Wednesday, July 11, 2012

Estate tax regulations provide for portability


Estate tax regulations provide for portability

Legislation enacted in 2010 provided an important estate tax benefit to married couples where the one spouse dies after December 31, 2010 and before January 1, 2013 and is survived by the other spouse. This benefit is known as portability.

For 2011 and 2012, the estate of a deceased individual is entitled to an estate tax exclusion of $5 million. Thus, the estate does not have to pay any estate tax on the first $5 million of estate tax property (determined after the allowance of various deductions).

Carryover of unused amount

If the estate does not need to use the entire $5 million exclusion, the unused exclusion can be now transferred to the estate of the surviving spouse rather than wasted. The IRS identifies this unused estate tax exclusion as the deceased spousal unused exclusion (DSUE). If the deceased spouse had made any gifts before dying, the DSUE is calculated based on the amount of the gift (up to the $1 million gift tax exclusion). The surviving spouse's $5 million estate tax exclusion is increased by the DSUE.

Example 1. Tom and Betty are married. Tom dies in 2011 with a taxable estate of $3 million. Tom's DSUE is $2 million ($5 million less the $3 million estate). When Betty dies, her estate can take an estate tax exclusion of an additional $2 million on top of the regular exclusion ($5 million for 2011 and 2012, subject to change in post-2012 years. Thus, assuming that the regular estate tax exclusion is $5 million when the surviving spouse dies, the total exclusion in the survivor's estate is $7 million ($5 million plus $2 million).

Example 2. The facts are the same, except that Tom made a gift of $1 million is 2009. No gift tax was due because of the gift tax exclusion. The DSUE is $1 million ($5 million less the sum of the $3 million estate and the $1 million gift).

Rules for electing portability

Portability is optional, although it would seem to benefit most estates. The IRS has now issued regulations to explain how estates can elect portability. The regulations require that the executor of the deceased spouse's estate make an affirmative election. The estate makes this election by filing a complete and properly-prepared estate tax return (Form 706) with the IRS.

To make an election, an executor of a small estate (under $5 million) also has to file an estate tax return, even though the estate might not normally have a filing requirement. The regulations simplify some of the reporting requirements if the estate would not normally have a filing requirement.

For the election to be valid, the estate tax return must be filed timely. The estate tax return is due within nine months of the date of death. An estate can obtain one six-month extension to file the return, for a total of 15 months. Every estate making an election must file a timely estate tax return.

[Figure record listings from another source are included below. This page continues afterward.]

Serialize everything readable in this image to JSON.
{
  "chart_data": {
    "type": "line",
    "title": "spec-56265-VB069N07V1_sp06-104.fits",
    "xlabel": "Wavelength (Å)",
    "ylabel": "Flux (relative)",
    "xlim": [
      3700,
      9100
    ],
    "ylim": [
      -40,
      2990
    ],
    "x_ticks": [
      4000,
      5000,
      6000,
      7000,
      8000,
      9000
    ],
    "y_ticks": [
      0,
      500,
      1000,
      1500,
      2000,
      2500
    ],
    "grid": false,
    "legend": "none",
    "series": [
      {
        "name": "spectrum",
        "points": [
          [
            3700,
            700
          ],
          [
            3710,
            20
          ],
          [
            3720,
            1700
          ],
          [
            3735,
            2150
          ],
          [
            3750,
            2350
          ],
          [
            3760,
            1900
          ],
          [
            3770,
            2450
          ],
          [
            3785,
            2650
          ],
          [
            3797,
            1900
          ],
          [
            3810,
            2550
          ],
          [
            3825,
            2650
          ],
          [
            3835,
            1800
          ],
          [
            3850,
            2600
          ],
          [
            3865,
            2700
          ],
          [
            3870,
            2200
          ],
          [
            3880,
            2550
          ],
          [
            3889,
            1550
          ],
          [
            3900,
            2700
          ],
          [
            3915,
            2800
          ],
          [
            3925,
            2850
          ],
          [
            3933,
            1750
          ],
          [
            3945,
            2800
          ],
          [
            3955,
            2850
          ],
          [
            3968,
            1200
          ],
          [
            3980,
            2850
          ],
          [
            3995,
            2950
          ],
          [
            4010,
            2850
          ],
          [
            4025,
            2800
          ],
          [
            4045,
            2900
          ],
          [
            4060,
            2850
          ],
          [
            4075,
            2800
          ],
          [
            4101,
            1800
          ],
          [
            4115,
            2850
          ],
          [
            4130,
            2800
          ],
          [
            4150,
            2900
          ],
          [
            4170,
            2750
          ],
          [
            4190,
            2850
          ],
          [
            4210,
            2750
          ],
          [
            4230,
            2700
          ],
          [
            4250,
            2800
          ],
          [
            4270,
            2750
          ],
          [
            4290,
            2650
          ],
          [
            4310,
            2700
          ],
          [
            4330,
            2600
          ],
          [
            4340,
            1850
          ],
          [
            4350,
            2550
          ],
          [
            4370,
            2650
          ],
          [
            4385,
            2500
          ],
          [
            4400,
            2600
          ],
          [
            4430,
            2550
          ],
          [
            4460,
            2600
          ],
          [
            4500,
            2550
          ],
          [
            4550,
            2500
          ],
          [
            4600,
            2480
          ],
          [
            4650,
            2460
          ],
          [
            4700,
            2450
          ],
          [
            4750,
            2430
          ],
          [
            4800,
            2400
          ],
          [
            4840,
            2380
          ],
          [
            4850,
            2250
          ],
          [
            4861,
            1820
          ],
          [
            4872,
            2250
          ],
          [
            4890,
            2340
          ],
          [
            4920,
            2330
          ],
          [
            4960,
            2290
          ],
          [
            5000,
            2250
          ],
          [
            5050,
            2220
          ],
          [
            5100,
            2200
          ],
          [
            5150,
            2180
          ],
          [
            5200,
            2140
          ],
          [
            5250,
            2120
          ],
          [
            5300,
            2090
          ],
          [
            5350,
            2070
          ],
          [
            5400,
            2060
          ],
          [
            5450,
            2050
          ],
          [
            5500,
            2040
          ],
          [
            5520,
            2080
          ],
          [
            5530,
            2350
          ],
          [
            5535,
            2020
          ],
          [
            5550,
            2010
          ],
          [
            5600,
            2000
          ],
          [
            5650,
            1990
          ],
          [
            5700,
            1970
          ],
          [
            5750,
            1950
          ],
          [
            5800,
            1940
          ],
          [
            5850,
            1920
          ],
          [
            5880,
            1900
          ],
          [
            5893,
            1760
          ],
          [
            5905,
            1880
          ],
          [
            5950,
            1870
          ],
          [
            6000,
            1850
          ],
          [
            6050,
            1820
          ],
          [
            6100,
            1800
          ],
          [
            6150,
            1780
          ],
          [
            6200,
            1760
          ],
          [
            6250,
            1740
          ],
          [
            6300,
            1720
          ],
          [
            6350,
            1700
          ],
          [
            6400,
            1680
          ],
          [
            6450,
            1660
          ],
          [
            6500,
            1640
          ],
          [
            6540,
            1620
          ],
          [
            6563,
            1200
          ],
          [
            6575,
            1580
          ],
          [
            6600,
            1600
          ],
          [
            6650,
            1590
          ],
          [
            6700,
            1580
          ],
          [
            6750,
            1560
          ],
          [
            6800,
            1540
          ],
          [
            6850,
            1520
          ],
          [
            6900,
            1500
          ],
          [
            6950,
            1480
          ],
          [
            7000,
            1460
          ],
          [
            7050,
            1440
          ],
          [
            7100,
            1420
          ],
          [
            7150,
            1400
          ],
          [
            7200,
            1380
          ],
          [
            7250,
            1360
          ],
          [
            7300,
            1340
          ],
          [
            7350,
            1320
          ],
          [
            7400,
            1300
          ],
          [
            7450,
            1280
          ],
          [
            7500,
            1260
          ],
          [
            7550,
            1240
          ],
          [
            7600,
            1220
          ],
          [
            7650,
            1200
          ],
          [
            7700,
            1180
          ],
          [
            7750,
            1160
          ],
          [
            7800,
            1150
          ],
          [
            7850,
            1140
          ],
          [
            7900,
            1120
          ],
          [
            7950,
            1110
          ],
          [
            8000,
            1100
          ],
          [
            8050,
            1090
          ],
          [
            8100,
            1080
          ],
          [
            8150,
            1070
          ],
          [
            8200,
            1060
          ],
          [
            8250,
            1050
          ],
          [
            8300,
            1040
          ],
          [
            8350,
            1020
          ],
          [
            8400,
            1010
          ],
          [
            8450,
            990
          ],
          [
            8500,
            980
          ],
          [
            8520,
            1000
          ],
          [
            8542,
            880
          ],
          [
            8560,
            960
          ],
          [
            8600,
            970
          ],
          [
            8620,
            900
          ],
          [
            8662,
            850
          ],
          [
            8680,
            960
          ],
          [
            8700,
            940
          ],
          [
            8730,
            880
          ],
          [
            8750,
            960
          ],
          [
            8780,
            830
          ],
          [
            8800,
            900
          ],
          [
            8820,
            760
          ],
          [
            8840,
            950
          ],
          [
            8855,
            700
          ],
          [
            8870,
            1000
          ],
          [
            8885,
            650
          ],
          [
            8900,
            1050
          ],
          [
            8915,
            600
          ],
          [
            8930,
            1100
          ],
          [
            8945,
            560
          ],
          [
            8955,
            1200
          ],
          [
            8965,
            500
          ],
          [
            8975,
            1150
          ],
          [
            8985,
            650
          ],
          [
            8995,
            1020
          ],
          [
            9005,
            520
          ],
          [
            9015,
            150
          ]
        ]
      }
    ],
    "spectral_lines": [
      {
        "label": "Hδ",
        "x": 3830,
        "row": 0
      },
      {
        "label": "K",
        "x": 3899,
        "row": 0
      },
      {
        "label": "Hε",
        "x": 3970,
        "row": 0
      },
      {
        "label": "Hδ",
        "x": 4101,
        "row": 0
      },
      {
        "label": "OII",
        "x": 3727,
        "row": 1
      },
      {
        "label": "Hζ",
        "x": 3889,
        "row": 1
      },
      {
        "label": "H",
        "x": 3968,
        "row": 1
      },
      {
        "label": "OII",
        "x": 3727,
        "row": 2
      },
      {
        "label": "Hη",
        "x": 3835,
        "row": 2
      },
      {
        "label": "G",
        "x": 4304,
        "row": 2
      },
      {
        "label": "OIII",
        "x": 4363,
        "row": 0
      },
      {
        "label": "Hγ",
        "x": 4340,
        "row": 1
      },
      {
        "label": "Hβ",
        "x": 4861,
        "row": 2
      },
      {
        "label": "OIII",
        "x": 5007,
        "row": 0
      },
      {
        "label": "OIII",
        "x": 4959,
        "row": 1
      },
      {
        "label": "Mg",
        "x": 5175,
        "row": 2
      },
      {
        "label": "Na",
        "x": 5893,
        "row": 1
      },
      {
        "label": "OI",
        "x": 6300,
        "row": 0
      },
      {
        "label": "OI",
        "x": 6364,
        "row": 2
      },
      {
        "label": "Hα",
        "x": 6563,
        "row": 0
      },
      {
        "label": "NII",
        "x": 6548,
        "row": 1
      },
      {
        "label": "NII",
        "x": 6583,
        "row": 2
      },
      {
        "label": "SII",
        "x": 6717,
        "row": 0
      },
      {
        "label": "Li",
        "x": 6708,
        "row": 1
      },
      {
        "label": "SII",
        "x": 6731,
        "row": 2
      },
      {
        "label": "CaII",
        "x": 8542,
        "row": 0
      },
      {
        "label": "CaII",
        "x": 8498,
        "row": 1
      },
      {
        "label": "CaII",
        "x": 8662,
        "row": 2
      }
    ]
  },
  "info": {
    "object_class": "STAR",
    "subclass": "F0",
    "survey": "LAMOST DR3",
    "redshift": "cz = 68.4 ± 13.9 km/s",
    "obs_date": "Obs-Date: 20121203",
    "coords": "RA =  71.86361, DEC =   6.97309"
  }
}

If the executor does not wish to elect portability, the executor must provide a statement on the estate tax return that the estate is not electing portability. If the estate is a small estate that does not have a filing requirement, the estate can opt out of portability simply by not filing a timely return.

The DSUE amount is computed using the exclusion of the "last-deceased" spouse. If a spouse dies and the survivor remarries, the regulations explain how to calculate the DSUE.